After seeing SEPTA avoid reality by pushing forward with a $2 billion MetroRail plan that had been rejected by the Federal Transit Administration, PennDOT Secretary Allen Biehler intervened and set up a new task force to rescope the project and get it moving once again.
The move validates what the Delaware Valley Association of Rail Passengers (DVARP) have been saying for four years: that the SEPTA plan for separate tracks and such high-frequency service all the way to Reading was based on faulty estimates of cost and ridership, and had no realistic chance of winning federal funding.

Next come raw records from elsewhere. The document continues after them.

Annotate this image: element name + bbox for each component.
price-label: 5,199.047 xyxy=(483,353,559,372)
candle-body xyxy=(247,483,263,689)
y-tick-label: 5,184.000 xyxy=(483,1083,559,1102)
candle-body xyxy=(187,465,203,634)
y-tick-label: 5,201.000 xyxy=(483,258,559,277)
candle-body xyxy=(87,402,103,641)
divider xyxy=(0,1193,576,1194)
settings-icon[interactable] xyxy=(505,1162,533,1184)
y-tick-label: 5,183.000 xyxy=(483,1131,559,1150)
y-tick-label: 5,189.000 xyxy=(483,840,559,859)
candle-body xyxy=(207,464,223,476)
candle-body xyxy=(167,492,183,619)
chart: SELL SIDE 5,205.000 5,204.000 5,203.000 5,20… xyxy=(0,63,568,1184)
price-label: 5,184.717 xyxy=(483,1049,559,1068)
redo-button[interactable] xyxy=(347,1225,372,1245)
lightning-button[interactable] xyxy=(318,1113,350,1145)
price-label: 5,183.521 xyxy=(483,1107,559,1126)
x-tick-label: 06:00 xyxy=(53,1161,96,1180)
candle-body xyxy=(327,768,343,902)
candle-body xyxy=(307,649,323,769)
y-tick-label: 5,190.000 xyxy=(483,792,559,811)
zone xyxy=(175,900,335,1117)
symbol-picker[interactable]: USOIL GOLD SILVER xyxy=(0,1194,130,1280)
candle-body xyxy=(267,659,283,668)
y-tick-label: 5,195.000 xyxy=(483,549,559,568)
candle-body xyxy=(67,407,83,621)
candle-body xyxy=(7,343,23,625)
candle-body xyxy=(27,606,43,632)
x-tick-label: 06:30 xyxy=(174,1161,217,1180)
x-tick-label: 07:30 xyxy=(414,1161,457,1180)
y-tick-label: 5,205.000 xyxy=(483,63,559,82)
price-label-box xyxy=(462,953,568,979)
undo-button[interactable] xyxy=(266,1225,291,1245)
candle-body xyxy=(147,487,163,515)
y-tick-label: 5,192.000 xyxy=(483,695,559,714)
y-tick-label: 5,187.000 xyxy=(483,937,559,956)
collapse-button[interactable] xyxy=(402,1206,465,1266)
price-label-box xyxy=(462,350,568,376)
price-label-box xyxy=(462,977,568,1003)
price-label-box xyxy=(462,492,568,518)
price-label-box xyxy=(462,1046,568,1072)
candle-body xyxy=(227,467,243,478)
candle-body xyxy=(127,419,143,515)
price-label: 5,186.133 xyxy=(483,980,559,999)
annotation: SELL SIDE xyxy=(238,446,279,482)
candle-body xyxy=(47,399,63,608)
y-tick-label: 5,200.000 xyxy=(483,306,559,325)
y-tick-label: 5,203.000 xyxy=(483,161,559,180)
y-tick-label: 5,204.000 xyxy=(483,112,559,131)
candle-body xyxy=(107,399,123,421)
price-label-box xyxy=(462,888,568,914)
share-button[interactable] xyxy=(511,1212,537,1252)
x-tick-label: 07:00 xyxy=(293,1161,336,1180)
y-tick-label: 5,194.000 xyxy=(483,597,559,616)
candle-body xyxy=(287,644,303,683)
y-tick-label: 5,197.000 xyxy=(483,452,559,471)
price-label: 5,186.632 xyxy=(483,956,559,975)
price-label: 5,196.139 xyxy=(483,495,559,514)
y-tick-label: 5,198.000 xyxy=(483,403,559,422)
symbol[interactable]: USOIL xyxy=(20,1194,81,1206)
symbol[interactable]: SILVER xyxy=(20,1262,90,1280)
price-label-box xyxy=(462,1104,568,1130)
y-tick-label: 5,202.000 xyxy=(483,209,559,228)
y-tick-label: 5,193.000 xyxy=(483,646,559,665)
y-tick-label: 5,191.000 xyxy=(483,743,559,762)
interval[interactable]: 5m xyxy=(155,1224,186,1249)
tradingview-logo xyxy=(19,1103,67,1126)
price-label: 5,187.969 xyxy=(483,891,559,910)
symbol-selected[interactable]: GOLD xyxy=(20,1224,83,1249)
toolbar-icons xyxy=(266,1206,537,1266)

Realistic funding projections from federal, state, and local sources make about $900 million available for the project. With that budget, SEPTA can choose between improving and sharing existing freight tracks and having a conventional commuter rail line all the way to Reading, or getting a few miles of the gold-plated Metrorail service: perhaps as far as Phoenixville. If the latter is chosen, it is highly unlikely that the line will ever reach its full 62 mile length.
DVARP President Donald Nigro said, "DVARP will seek a meeting with SEPTA's consultants to answer any questions they might have about DVARP's analysis of the Schuylkill Valley Metro Major Investment Study." The 73-page report DVARP completed two years ago documents how the study was slanted in favor of SEPTA's preferred alternative. Ridership models were used improperly, while costs of competing conventional rail alternatives were inflated and travel time estimates were biased. The DVARP report also exposed a fatal technical flaw in SEPTA's plan: the planned infrastructure was not capable of handling the very high-frequency service on which SEPTA based its projection. DVARP's report document can be found at www.dvarp.org/svm/ under Formal comments to the Federal Transit Administration (some appendix material excluded).
In that report, DVARP urged SEPTA to change course and responsibly plan an attainable, cost-effective passenger rail alternative for the entire Philadelphia-King of Prussia-Reading corridor to meet financial and operating performance expectations.
"It took several years," Nigro stated, "but now the outside entities have spoken, and forced SEPTA to abandon this gold-plated proposal."